Pablo svegliò dolcemente Anita per permetterle di ammirare quello spettacolo, e lei, ancora assonnata, gli prese la mano, intrecciando le proprie dita a quelle del calciatore, reclinando anche il capo in modo da poggiarlo sul petto di lui. Entrambi sorrisero. Erano solamente le dieci di mattina del primo giorno di quello che non sarebbe di certo stato un semplice weekend fuori città.
"Hey, questa stanza è più grande di casa mia!" esclamò Lisa, non appena a lei e all'amica fu mostrata la loro camera.
In effetti, la si sarebbe potuta tranquillamente definire una suite. Un gran letto matrimoniale troneggiava sulla sinistra, sovrastato da uno specchio gigantesco al quale era accostata una lampada che pareva provenire da un'astronave aliena; sulla destra, invece, c'erano un armadio, una scrivania e una coppia di poltrone dall'aria più che comoda, rivolte verso l'ampia vetrata che occupava tutta la parete di fronte alla porta d'entrata. Si trovavano al nono piano e da lì il panorama era letteralmente mozzafiato; inoltre, non esisteva punto della sala dal quale non fosse possibile notarlo.
Lisa e Anita svuotarono le valigie e sistemarono i vestiti nello spazioso armadio, riuscendo a riempirlo solamente per metà, dopodiché scesero nella hall. Da come si presentava, quell'hotel sembrava proprio uno dei più lussuosi della città; d'altronde, non era mica stato scelto per caso dal Barça come alloggio temporaneo per i suoi giocatori. L'arredamento della sala comune era abbastanza distinto: la scrivania della reception si manteneva piuttosto vicino alla porta d'ingresso, mentre al centro dell'ambiente si trovava un bancone da bar di forma circolare, attivo ventiquattr'ore al giorno.
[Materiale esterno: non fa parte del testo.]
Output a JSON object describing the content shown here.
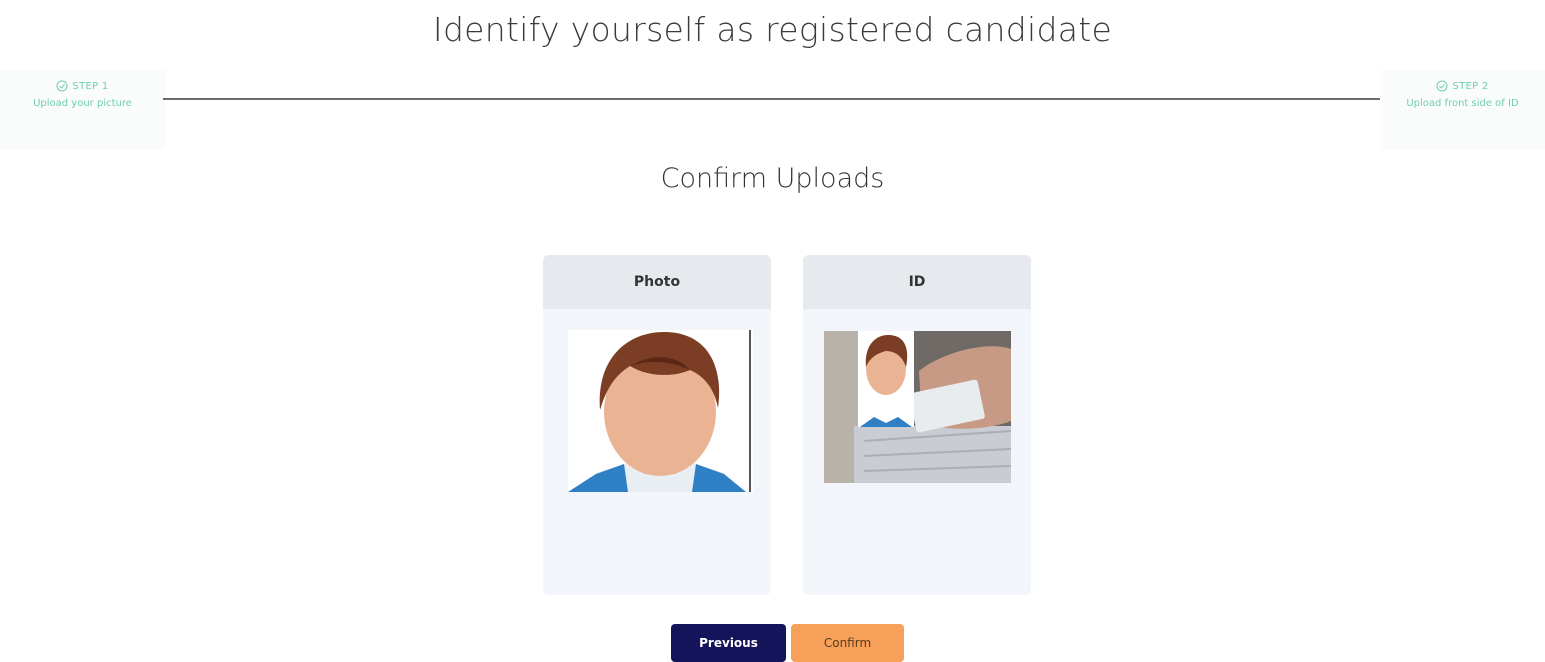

Tutt'intorno, diversi divanetti erano stati disposti in maniera elegantemente ordinata, intervallati fra loro da vasi in cui crescevano rigogliose piante delle varietà più disparate. Incantate davanti a quella sorta di grande salotto, le due ragazze non si accorsero dell'imminente arrivo dei calciatori.
"Che guardi?" domandò piano Pablo, cingendo con un abbraccio i fianchi di Anita. "Qualunque cosa ti piaccia, sai che la puoi avere."
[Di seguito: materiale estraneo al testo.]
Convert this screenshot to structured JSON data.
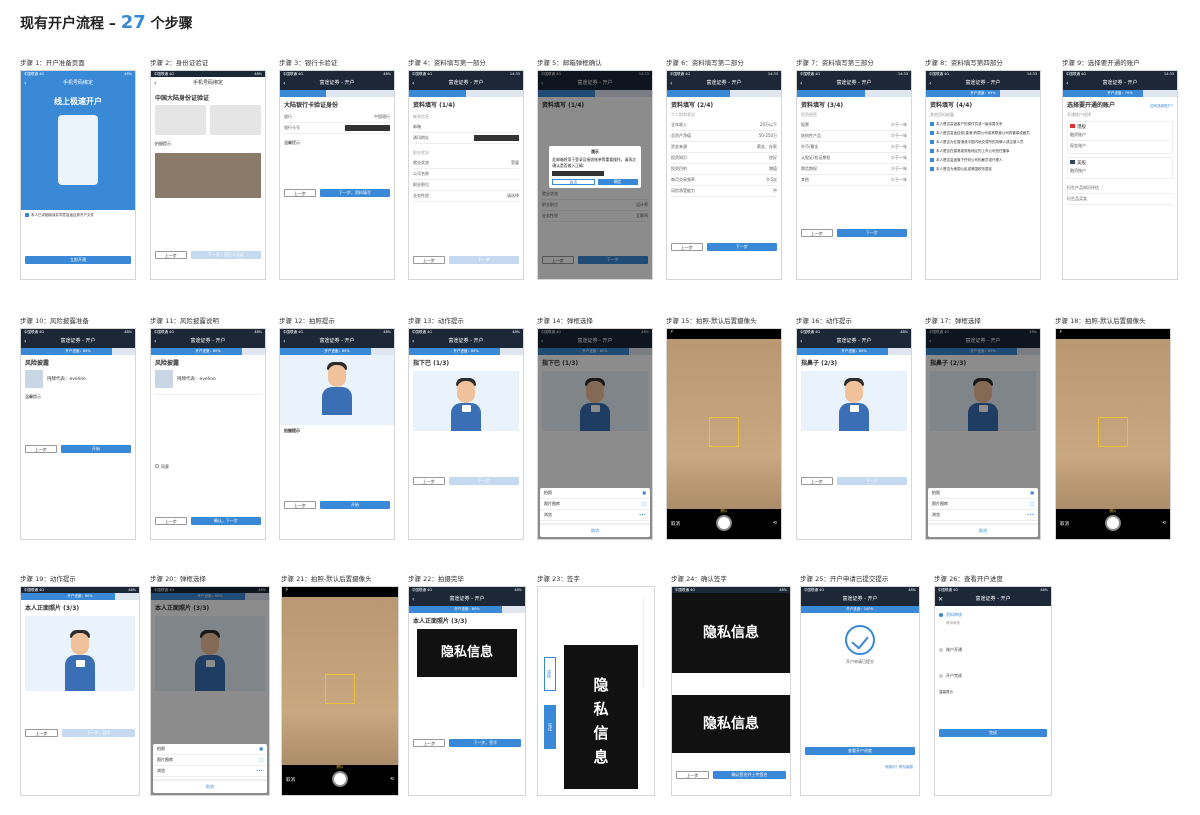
{
  "page": {
    "title_prefix": "现有开户流程 – ",
    "count": "27",
    "title_suffix": " 个步骤"
  },
  "common": {
    "nav_title": "富途证券 - 开户",
    "prev": "上一步",
    "next": "下一步",
    "cancel": "取消",
    "shoot": "拍照",
    "gallery": "照片图库",
    "browse": "浏览",
    "photo": "照片",
    "privacy": "隐私信息",
    "progress_80": "开户进度：80%",
    "progress_65": "开户进度：65%",
    "progress_70": "开户进度：70%",
    "progress_100": "开户进度：100%",
    "status_carrier": "中国联通 4G",
    "status_time": "14:33",
    "status_batt": "48%"
  },
  "steps": [
    {
      "label": "步骤 1：开户准备页面"
    },
    {
      "label": "步骤 2：身份证验证"
    },
    {
      "label": "步骤 3：银行卡验证"
    },
    {
      "label": "步骤 4：资料填写第一部分"
    },
    {
      "label": "步骤 5：邮箱弹框确认"
    },
    {
      "label": "步骤 6：资料填写第二部分"
    },
    {
      "label": "步骤 7：资料填写第三部分"
    },
    {
      "label": "步骤 8：资料填写第四部分"
    },
    {
      "label": "步骤 9：选择要开通的账户"
    },
    {
      "label": "步骤 10：风险披露准备"
    },
    {
      "label": "步骤 11：风险披露说明"
    },
    {
      "label": "步骤 12：拍照提示"
    },
    {
      "label": "步骤 13：动作提示"
    },
    {
      "label": "步骤 14：弹框选择"
    },
    {
      "label": "步骤 15：拍照-默认后置摄像头"
    },
    {
      "label": "步骤 16：动作提示"
    },
    {
      "label": "步骤 17：弹框选择"
    },
    {
      "label": "步骤 18：拍照-默认后置摄像头"
    },
    {
      "label": "步骤 19：动作提示"
    },
    {
      "label": "步骤 20：弹框选择"
    },
    {
      "label": "步骤 21：拍照-默认后置摄像头"
    },
    {
      "label": "步骤 22：拍摄完毕"
    },
    {
      "label": "步骤 23：签字"
    },
    {
      "label": "步骤 24：确认签字"
    },
    {
      "label": "步骤 25：开户申请已提交提示"
    },
    {
      "label": "步骤 26：查看开户进度"
    }
  ],
  "s1": {
    "nav": "手机号码绑定",
    "hero": "线上极速开户",
    "agree": "本人已详细阅读并同意富途证券开户文件",
    "btn": "立即开通"
  },
  "s2": {
    "nav": "手机号码绑定",
    "title": "中国大陆身份证验证",
    "tips": "拍摄提示",
    "next": "下一步，银行卡验证"
  },
  "s3": {
    "title": "大陆银行卡验证身份",
    "bank": "银行",
    "bank_val": "中国银行",
    "card": "银行卡号",
    "tips": "温馨提示",
    "next": "下一步，资料填写"
  },
  "s4": {
    "title": "资料填写",
    "page": "(1/4)",
    "f1": "联系信息",
    "f2": "邮箱",
    "f3": "通讯地址",
    "f4": "职业状况",
    "f5": "就业状态",
    "f5v": "受雇",
    "f6": "公司名称",
    "f7": "职业职位",
    "f8": "业务性质",
    "f8v": "请选择"
  },
  "s5": {
    "title": "提示",
    "body": "此邮箱将用于登录及接收账单等重要操作，请再次确认是否输入正确：",
    "ok": "确定",
    "cancel": "取消",
    "f1": "就业状态",
    "f2": "职业职位",
    "f2v": "设计师",
    "f3": "业务性质",
    "f3v": "互联网"
  },
  "s6": {
    "title": "资料填写",
    "page": "(2/4)",
    "sub": "个人财务状况",
    "rows": [
      [
        "全年收入",
        "20万以下"
      ],
      [
        "总资产净值",
        "50-250万"
      ],
      [
        "资金来源",
        "薪金、存款"
      ],
      [
        "投资知识",
        "良好"
      ],
      [
        "投资目的",
        "增值"
      ],
      [
        "每月交易频率",
        "0-5次"
      ],
      [
        "风险承受能力",
        "中"
      ]
    ]
  },
  "s7": {
    "title": "资料填写",
    "page": "(3/4)",
    "sub": "投资经验",
    "rows": [
      [
        "股票",
        "少于一年"
      ],
      [
        "结构性产品",
        "少于一年"
      ],
      [
        "外币/黄金",
        "少于一年"
      ],
      [
        "认股证/权证期权",
        "少于一年"
      ],
      [
        "期货期权",
        "少于一年"
      ],
      [
        "其他",
        "少于一年"
      ]
    ]
  },
  "s8": {
    "title": "资料填写",
    "page": "(4/4)",
    "sub": "其他资料披露",
    "items": [
      "本人是否富途客户的操作员或一级亲属关系",
      "本人是否富途证券(香港)有限公司或其联营公司的董事或雇员",
      "本人是否为在香港或中国内地交易所的持牌人或注册人员",
      "本人是否在香港或其他地区的上市公司担任董事",
      "本人是否富途旗下任何公司的雇员或代理人",
      "本人是否为美国公民或美国税务居民"
    ]
  },
  "s9": {
    "title": "选择要开通的账户",
    "link": "如何选择账户?",
    "sub": "开通账户选择",
    "hk": "港股",
    "us": "美股",
    "o1": "融资账户",
    "o2": "现金账户",
    "o3": "融资账户",
    "risk": "衍生产品知识评估",
    "risk2": "衍生品买卖"
  },
  "s10": {
    "title": "风险披露",
    "rep": "持牌代表：eveline",
    "tips": "温馨提示",
    "start": "开始"
  },
  "s11": {
    "title": "风险披露",
    "rep": "持牌代表：eveline",
    "agree": "同意",
    "next": "确认，下一步"
  },
  "s12": {
    "tips": "拍摄提示",
    "start": "开始"
  },
  "s13": {
    "title": "指下巴 (1/3)"
  },
  "s14": {
    "title": "指下巴 (1/3)"
  },
  "s16": {
    "title": "指鼻子 (2/3)"
  },
  "s17": {
    "title": "指鼻子 (2/3)"
  },
  "s19": {
    "title": "本人正面照片 (3/3)",
    "next": "下一步，签字"
  },
  "s20": {
    "title": "本人正面照片 (3/3)"
  },
  "s22": {
    "title": "本人正面照片 (3/3)",
    "next": "下一步，签字"
  },
  "s23": {
    "clear": "清除",
    "done": "完成",
    "chars": [
      "隐",
      "私",
      "信",
      "息"
    ]
  },
  "s24": {
    "confirm": "确认签名并上传签名"
  },
  "s25": {
    "msg": "开户申请已提交",
    "btn": "查看开户进度",
    "help": "有疑问？联系客服"
  },
  "s26": {
    "t1": "资料审核",
    "t1s": "等待审核",
    "t2": "账户开通",
    "t3": "开户完成",
    "btn": "完成",
    "tips": "温馨提示"
  },
  "colors": {
    "accent": "#3a89d6",
    "nav": "#1c2737"
  }
}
"Ah sì?" sobbalzò lei. "Ma a me piaci tu" gli sussurrò poi all'orecchio.
Il ragazzo le rivolse un'occhiata maliziosa e subito dopo la prese per mano, fingendo di non notare gli sguardi divertiti dei suoi compagni di squadra.
"Il principino ha trovato una nuova compagna..." commentò Pedri, dando di gomito a Lewandoski.
"Che ci vuoi fare?" replicò lui. "Voi siete ancora giovani, siete in grado di attrarre la popolazione femminile di mezzo mondo."
"Ma piantala! Ti lagni dalla mattina alla sera affermando di essere vecchio e poi hai uno stuolo di ammiratrici che va da qui a Valencia" lo zittì Araujo ridendo.
"Forza, andiamo" interruppe tutti i discorsi la voce di Xavi. "Non siamo mica qui per pettinare le bambole: il campo in cui ci alleneremo è fuori dal centro, per cui ne approfitteremo per una corsetta in mezzo alle bellezze di Madrid. Per noi vecchi, invece, e anche per le ragazze, sono pronte qui fuori delle biciclette, così avanzeremo tutti assieme. Domande?"
"Sì, io ne ho una" alzò la mano Depay. "Le vostre bici sono elettriche?"
"No, Memphis" rispose paziente l'allenatore. "Qualcuno ha altri dubbi? No? Benissimo! Forza, tutti fuori: l'allenamento è cominciato!"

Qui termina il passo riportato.